Calculating lottery probability

[Mugged]

Hello, this lottery problem has been bothering me for months. I set it up here. Help appreciated.

Here is the setup:

Suppose you have to pick 5 numbers from a set of integers ranging from 1 to 39. The probability of matching x/5 (where x can be 1,2,3,4,5) numbers correctly can be found by computing the hypergeometric distribution formula, as found on wikipedia. we have that:

probability of matching x/5 = {5 choose x}*{(39-5) choose (5-x)} / {39 choose 5}

where {a choose b} = a! / (b!*(a-b)!)

Computing for x = 2,3,4,5 yields:

x=2: probability = 59840/575757 ≈ 0.104
x=3: probability = 1870/191919 ≈ 0.00974
x=4: probability = 170/575757 ≈ 0.000295
x=5:probability = 1/575757 ≈ 1.737e-6

Now here is the problem:

Suppose you buy 8 tickets, assume all of them have distinct sets of 5 integers, and play these 8 combinations for 1,000,000 drawings of the lottery. How many tickets in total (out of 8*1,000,000) do you expect to match x out of 5? i.e. in 8,000,000 plays, how many tickets yield 3 out of 5 matched?

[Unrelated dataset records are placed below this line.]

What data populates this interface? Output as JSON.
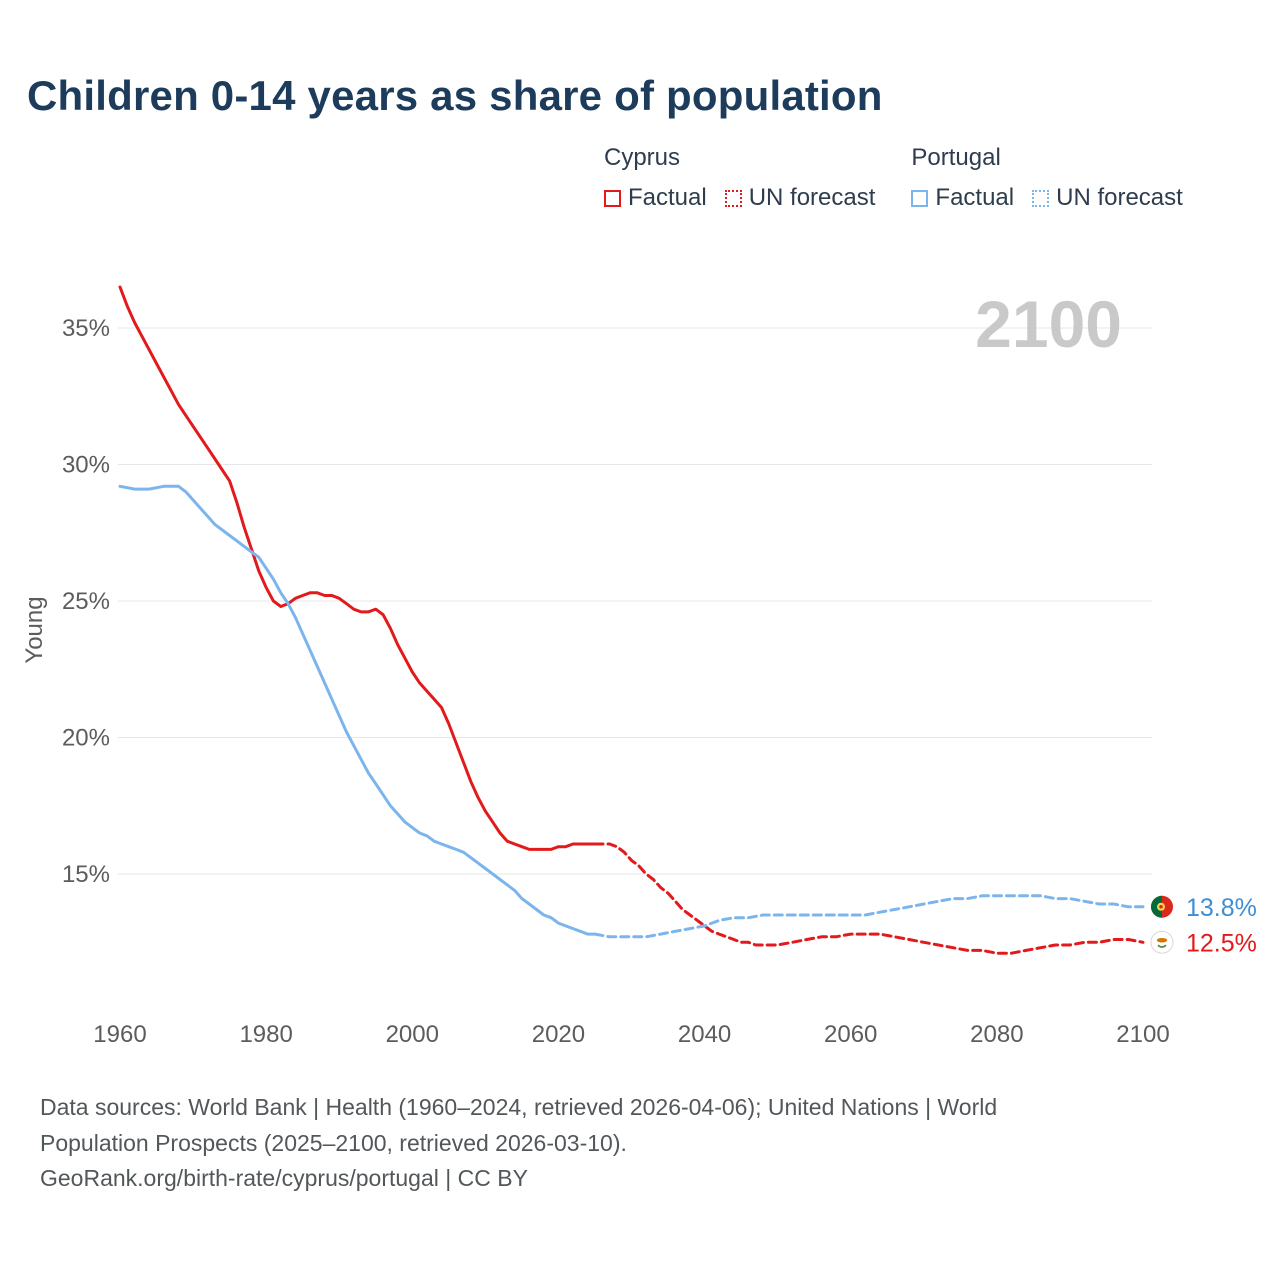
{
  "title": "Children 0-14 years as share of population",
  "colors": {
    "cyprus": "#e31a1c",
    "portugal": "#7cb5ec",
    "portugal_label": "#3e8ed6",
    "title": "#1d3c5c",
    "watermark": "#c9c9c9"
  },
  "legend": {
    "groups": [
      {
        "title": "Cyprus",
        "items": [
          {
            "label": "Factual",
            "style": "solid"
          },
          {
            "label": "UN forecast",
            "style": "dotted"
          }
        ]
      },
      {
        "title": "Portugal",
        "items": [
          {
            "label": "Factual",
            "style": "solid"
          },
          {
            "label": "UN forecast",
            "style": "dotted"
          }
        ]
      }
    ]
  },
  "chart_data": {
    "type": "line",
    "title": "Children 0-14 years as share of population",
    "xlabel": "",
    "ylabel": "Young",
    "x_ticks": [
      1960,
      1980,
      2000,
      2020,
      2040,
      2060,
      2080,
      2100
    ],
    "y_ticks": [
      15,
      20,
      25,
      30,
      35
    ],
    "xlim": [
      1960,
      2100
    ],
    "ylim": [
      11.5,
      37
    ],
    "grid": "horizontal",
    "legend_position": "top-right",
    "watermark": "2100",
    "series": [
      {
        "name": "Cyprus Factual",
        "color": "#e31a1c",
        "dash": "solid",
        "points": [
          [
            1960,
            36.5
          ],
          [
            1961,
            35.8
          ],
          [
            1962,
            35.2
          ],
          [
            1963,
            34.7
          ],
          [
            1964,
            34.2
          ],
          [
            1965,
            33.7
          ],
          [
            1966,
            33.2
          ],
          [
            1967,
            32.7
          ],
          [
            1968,
            32.2
          ],
          [
            1969,
            31.8
          ],
          [
            1970,
            31.4
          ],
          [
            1971,
            31.0
          ],
          [
            1972,
            30.6
          ],
          [
            1973,
            30.2
          ],
          [
            1974,
            29.8
          ],
          [
            1975,
            29.4
          ],
          [
            1976,
            28.6
          ],
          [
            1977,
            27.7
          ],
          [
            1978,
            26.9
          ],
          [
            1979,
            26.1
          ],
          [
            1980,
            25.5
          ],
          [
            1981,
            25.0
          ],
          [
            1982,
            24.8
          ],
          [
            1983,
            24.9
          ],
          [
            1984,
            25.1
          ],
          [
            1985,
            25.2
          ],
          [
            1986,
            25.3
          ],
          [
            1987,
            25.3
          ],
          [
            1988,
            25.2
          ],
          [
            1989,
            25.2
          ],
          [
            1990,
            25.1
          ],
          [
            1991,
            24.9
          ],
          [
            1992,
            24.7
          ],
          [
            1993,
            24.6
          ],
          [
            1994,
            24.6
          ],
          [
            1995,
            24.7
          ],
          [
            1996,
            24.5
          ],
          [
            1997,
            24.0
          ],
          [
            1998,
            23.4
          ],
          [
            1999,
            22.9
          ],
          [
            2000,
            22.4
          ],
          [
            2001,
            22.0
          ],
          [
            2002,
            21.7
          ],
          [
            2003,
            21.4
          ],
          [
            2004,
            21.1
          ],
          [
            2005,
            20.5
          ],
          [
            2006,
            19.8
          ],
          [
            2007,
            19.1
          ],
          [
            2008,
            18.4
          ],
          [
            2009,
            17.8
          ],
          [
            2010,
            17.3
          ],
          [
            2011,
            16.9
          ],
          [
            2012,
            16.5
          ],
          [
            2013,
            16.2
          ],
          [
            2014,
            16.1
          ],
          [
            2015,
            16.0
          ],
          [
            2016,
            15.9
          ],
          [
            2017,
            15.9
          ],
          [
            2018,
            15.9
          ],
          [
            2019,
            15.9
          ],
          [
            2020,
            16.0
          ],
          [
            2021,
            16.0
          ],
          [
            2022,
            16.1
          ],
          [
            2023,
            16.1
          ],
          [
            2024,
            16.1
          ],
          [
            2025,
            16.1
          ]
        ]
      },
      {
        "name": "Cyprus UN forecast",
        "color": "#e31a1c",
        "dash": "dashed",
        "points": [
          [
            2025,
            16.1
          ],
          [
            2026,
            16.1
          ],
          [
            2027,
            16.1
          ],
          [
            2028,
            16.0
          ],
          [
            2029,
            15.8
          ],
          [
            2030,
            15.5
          ],
          [
            2031,
            15.3
          ],
          [
            2032,
            15.0
          ],
          [
            2033,
            14.8
          ],
          [
            2034,
            14.5
          ],
          [
            2035,
            14.3
          ],
          [
            2036,
            14.0
          ],
          [
            2037,
            13.7
          ],
          [
            2038,
            13.5
          ],
          [
            2039,
            13.3
          ],
          [
            2040,
            13.1
          ],
          [
            2041,
            12.9
          ],
          [
            2042,
            12.8
          ],
          [
            2043,
            12.7
          ],
          [
            2044,
            12.6
          ],
          [
            2045,
            12.5
          ],
          [
            2046,
            12.5
          ],
          [
            2047,
            12.4
          ],
          [
            2048,
            12.4
          ],
          [
            2049,
            12.4
          ],
          [
            2050,
            12.4
          ],
          [
            2052,
            12.5
          ],
          [
            2054,
            12.6
          ],
          [
            2056,
            12.7
          ],
          [
            2058,
            12.7
          ],
          [
            2060,
            12.8
          ],
          [
            2062,
            12.8
          ],
          [
            2064,
            12.8
          ],
          [
            2066,
            12.7
          ],
          [
            2068,
            12.6
          ],
          [
            2070,
            12.5
          ],
          [
            2072,
            12.4
          ],
          [
            2074,
            12.3
          ],
          [
            2076,
            12.2
          ],
          [
            2078,
            12.2
          ],
          [
            2080,
            12.1
          ],
          [
            2082,
            12.1
          ],
          [
            2084,
            12.2
          ],
          [
            2086,
            12.3
          ],
          [
            2088,
            12.4
          ],
          [
            2090,
            12.4
          ],
          [
            2092,
            12.5
          ],
          [
            2094,
            12.5
          ],
          [
            2096,
            12.6
          ],
          [
            2098,
            12.6
          ],
          [
            2100,
            12.5
          ]
        ]
      },
      {
        "name": "Portugal Factual",
        "color": "#7cb5ec",
        "dash": "solid",
        "points": [
          [
            1960,
            29.2
          ],
          [
            1962,
            29.1
          ],
          [
            1964,
            29.1
          ],
          [
            1966,
            29.2
          ],
          [
            1967,
            29.2
          ],
          [
            1968,
            29.2
          ],
          [
            1969,
            29.0
          ],
          [
            1970,
            28.7
          ],
          [
            1971,
            28.4
          ],
          [
            1972,
            28.1
          ],
          [
            1973,
            27.8
          ],
          [
            1974,
            27.6
          ],
          [
            1975,
            27.4
          ],
          [
            1976,
            27.2
          ],
          [
            1977,
            27.0
          ],
          [
            1978,
            26.8
          ],
          [
            1979,
            26.6
          ],
          [
            1980,
            26.2
          ],
          [
            1981,
            25.8
          ],
          [
            1982,
            25.3
          ],
          [
            1983,
            24.9
          ],
          [
            1984,
            24.4
          ],
          [
            1985,
            23.8
          ],
          [
            1986,
            23.2
          ],
          [
            1987,
            22.6
          ],
          [
            1988,
            22.0
          ],
          [
            1989,
            21.4
          ],
          [
            1990,
            20.8
          ],
          [
            1991,
            20.2
          ],
          [
            1992,
            19.7
          ],
          [
            1993,
            19.2
          ],
          [
            1994,
            18.7
          ],
          [
            1995,
            18.3
          ],
          [
            1996,
            17.9
          ],
          [
            1997,
            17.5
          ],
          [
            1998,
            17.2
          ],
          [
            1999,
            16.9
          ],
          [
            2000,
            16.7
          ],
          [
            2001,
            16.5
          ],
          [
            2002,
            16.4
          ],
          [
            2003,
            16.2
          ],
          [
            2004,
            16.1
          ],
          [
            2005,
            16.0
          ],
          [
            2006,
            15.9
          ],
          [
            2007,
            15.8
          ],
          [
            2008,
            15.6
          ],
          [
            2009,
            15.4
          ],
          [
            2010,
            15.2
          ],
          [
            2011,
            15.0
          ],
          [
            2012,
            14.8
          ],
          [
            2013,
            14.6
          ],
          [
            2014,
            14.4
          ],
          [
            2015,
            14.1
          ],
          [
            2016,
            13.9
          ],
          [
            2017,
            13.7
          ],
          [
            2018,
            13.5
          ],
          [
            2019,
            13.4
          ],
          [
            2020,
            13.2
          ],
          [
            2021,
            13.1
          ],
          [
            2022,
            13.0
          ],
          [
            2023,
            12.9
          ],
          [
            2024,
            12.8
          ],
          [
            2025,
            12.8
          ]
        ]
      },
      {
        "name": "Portugal UN forecast",
        "color": "#7cb5ec",
        "dash": "dashed",
        "points": [
          [
            2025,
            12.8
          ],
          [
            2027,
            12.7
          ],
          [
            2029,
            12.7
          ],
          [
            2030,
            12.7
          ],
          [
            2032,
            12.7
          ],
          [
            2034,
            12.8
          ],
          [
            2036,
            12.9
          ],
          [
            2038,
            13.0
          ],
          [
            2040,
            13.1
          ],
          [
            2042,
            13.3
          ],
          [
            2044,
            13.4
          ],
          [
            2046,
            13.4
          ],
          [
            2048,
            13.5
          ],
          [
            2050,
            13.5
          ],
          [
            2052,
            13.5
          ],
          [
            2054,
            13.5
          ],
          [
            2056,
            13.5
          ],
          [
            2058,
            13.5
          ],
          [
            2060,
            13.5
          ],
          [
            2062,
            13.5
          ],
          [
            2064,
            13.6
          ],
          [
            2066,
            13.7
          ],
          [
            2068,
            13.8
          ],
          [
            2070,
            13.9
          ],
          [
            2072,
            14.0
          ],
          [
            2074,
            14.1
          ],
          [
            2076,
            14.1
          ],
          [
            2078,
            14.2
          ],
          [
            2080,
            14.2
          ],
          [
            2082,
            14.2
          ],
          [
            2084,
            14.2
          ],
          [
            2086,
            14.2
          ],
          [
            2088,
            14.1
          ],
          [
            2090,
            14.1
          ],
          [
            2092,
            14.0
          ],
          [
            2094,
            13.9
          ],
          [
            2096,
            13.9
          ],
          [
            2098,
            13.8
          ],
          [
            2100,
            13.8
          ]
        ]
      }
    ],
    "end_labels": [
      {
        "country": "Portugal",
        "flag": "portugal",
        "text": "13.8%",
        "value": 13.8,
        "color": "#3e8ed6"
      },
      {
        "country": "Cyprus",
        "flag": "cyprus",
        "text": "12.5%",
        "value": 12.5,
        "color": "#e31a1c"
      }
    ]
  },
  "footer": {
    "lines": [
      "Data sources: World Bank | Health (1960–2024, retrieved 2026-04-06); United Nations | World",
      "Population Prospects (2025–2100, retrieved 2026-03-10).",
      "GeoRank.org/birth-rate/cyprus/portugal | CC BY"
    ]
  }
}
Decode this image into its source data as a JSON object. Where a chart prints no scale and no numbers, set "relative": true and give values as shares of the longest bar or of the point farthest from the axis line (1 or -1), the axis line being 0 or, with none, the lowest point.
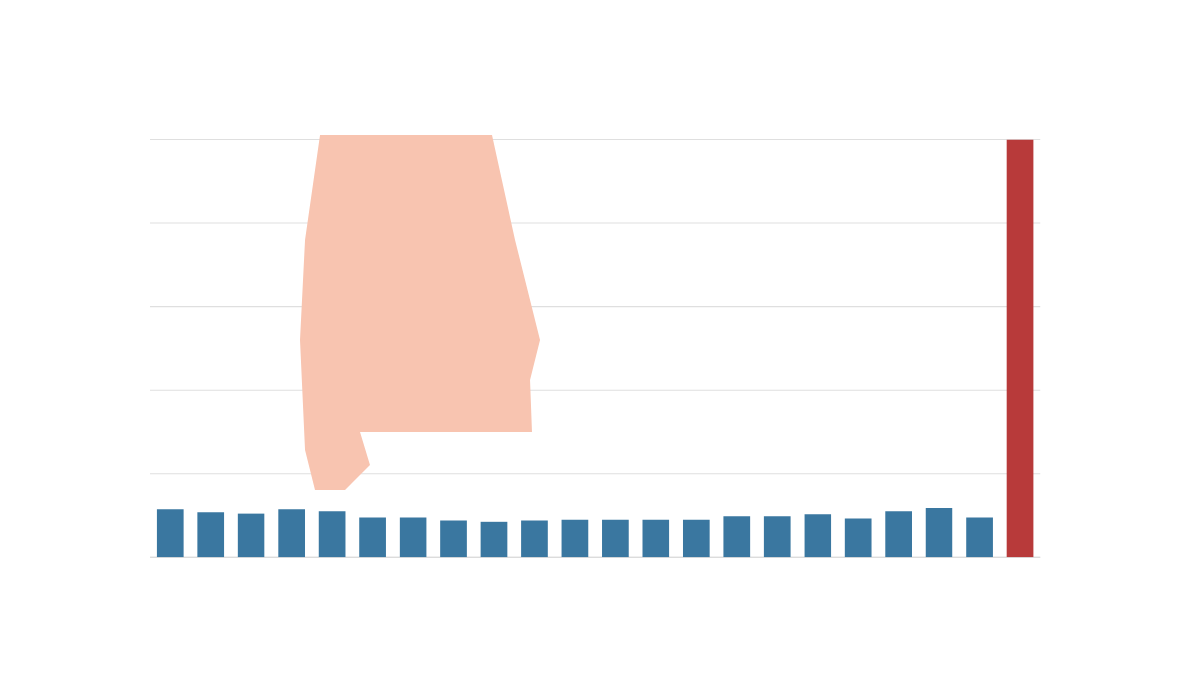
{
  "chart_data": {
    "type": "bar",
    "relative": true,
    "grid": "y",
    "categories": [
      null,
      null,
      null,
      null,
      null,
      null,
      null,
      null,
      null,
      null,
      null,
      null,
      null,
      null,
      null,
      null,
      null,
      null,
      null,
      null,
      null,
      null
    ],
    "values": [
      0.115,
      0.108,
      0.105,
      0.115,
      0.11,
      0.095,
      0.095,
      0.088,
      0.085,
      0.088,
      0.09,
      0.09,
      0.09,
      0.09,
      0.098,
      0.098,
      0.103,
      0.093,
      0.11,
      0.118,
      0.095,
      1
    ],
    "colors": [
      "#3a77a0",
      "#3a77a0",
      "#3a77a0",
      "#3a77a0",
      "#3a77a0",
      "#3a77a0",
      "#3a77a0",
      "#3a77a0",
      "#3a77a0",
      "#3a77a0",
      "#3a77a0",
      "#3a77a0",
      "#3a77a0",
      "#3a77a0",
      "#3a77a0",
      "#3a77a0",
      "#3a77a0",
      "#3a77a0",
      "#3a77a0",
      "#3a77a0",
      "#3a77a0",
      "#b83a3a"
    ]
  }
}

I had originally thought that the solution was simply the probability of matching x/5 multiplied by the total number of plays, in this case 8e6, but this isn't the case. Although, this approach works for 2 out of 5 matches but not for 3 or 4...unsure about 5/5.

Any help is well appreciated.

 

[mfb]

If you know the expected hits (like the probability of "3 out of 5") for each ticket, the expected number of total hits is just the sum of all those expectation values - in your case, 8 million times the probability that a single ticket wins.

The variance is a bit more tricky, if those 8 tickets are not independent, but I think this can be neglected for every reasonable calculation.

 

[Mugged]

Right, but that approach doesn't seem to work. The reason I'm posing this question is because I've been running lottery simulations in Matlab and I'm getting results that are inconsistent with that idea.

I run 1,000,000 "games", where for each game I have 8 sets of 5 numbers chosen being compared to a winning game combination. Out of the 8 million plays, I get roughly 800,000 2/5 matches, 40,000 3/5 matches, can't remember 4/5,5/5.

But the point is the probability for 2/5 match is rougly 10%, so 8e6*.10 = 800k, which is fine. But for 3/5 match the probability is 0.009, times 8e6 is about 80k, but I only get 40k...so this doesn't match

 

[mfb]

I would expect a bug in the code then.

 

[blue_raver22]

Hello,

Thank you for providing the setup and your thoughts on this lottery probability problem. It seems like you have a good understanding of the formula and how to calculate the probability of matching a certain number of numbers correctly. However, your approach for calculating the expected number of tickets that will match a certain number of numbers out of 5 is not correct.

The correct approach is to use the binomial distribution formula, which takes into account the number of trials (in this case, 1,000,000) and the probability of success (the probability of matching x out of 5 numbers). So for example, to calculate the expected number of tickets that will match 3 out of 5 numbers, you would use the formula:

Expected number of tickets = (number of trials) * (probability of success)^3 * (1 - probability of success)^2 * (number of combinations)

In this case, the number of combinations would be 8 choose 3, since you are choosing 3 tickets out of 8. So the final formula would be:

Expected number of tickets = 1,000,000 * (0.00974)^3 * (1 - 0.00974)^2 * {8 choose 3}

I won't do the calculation for you, but this is the correct approach for calculating the expected number of tickets that will match a certain number of numbers out of 5. This approach can be used for any number of matches, not just 3 out of 5.

I hope this helps and good luck with your lottery calculations!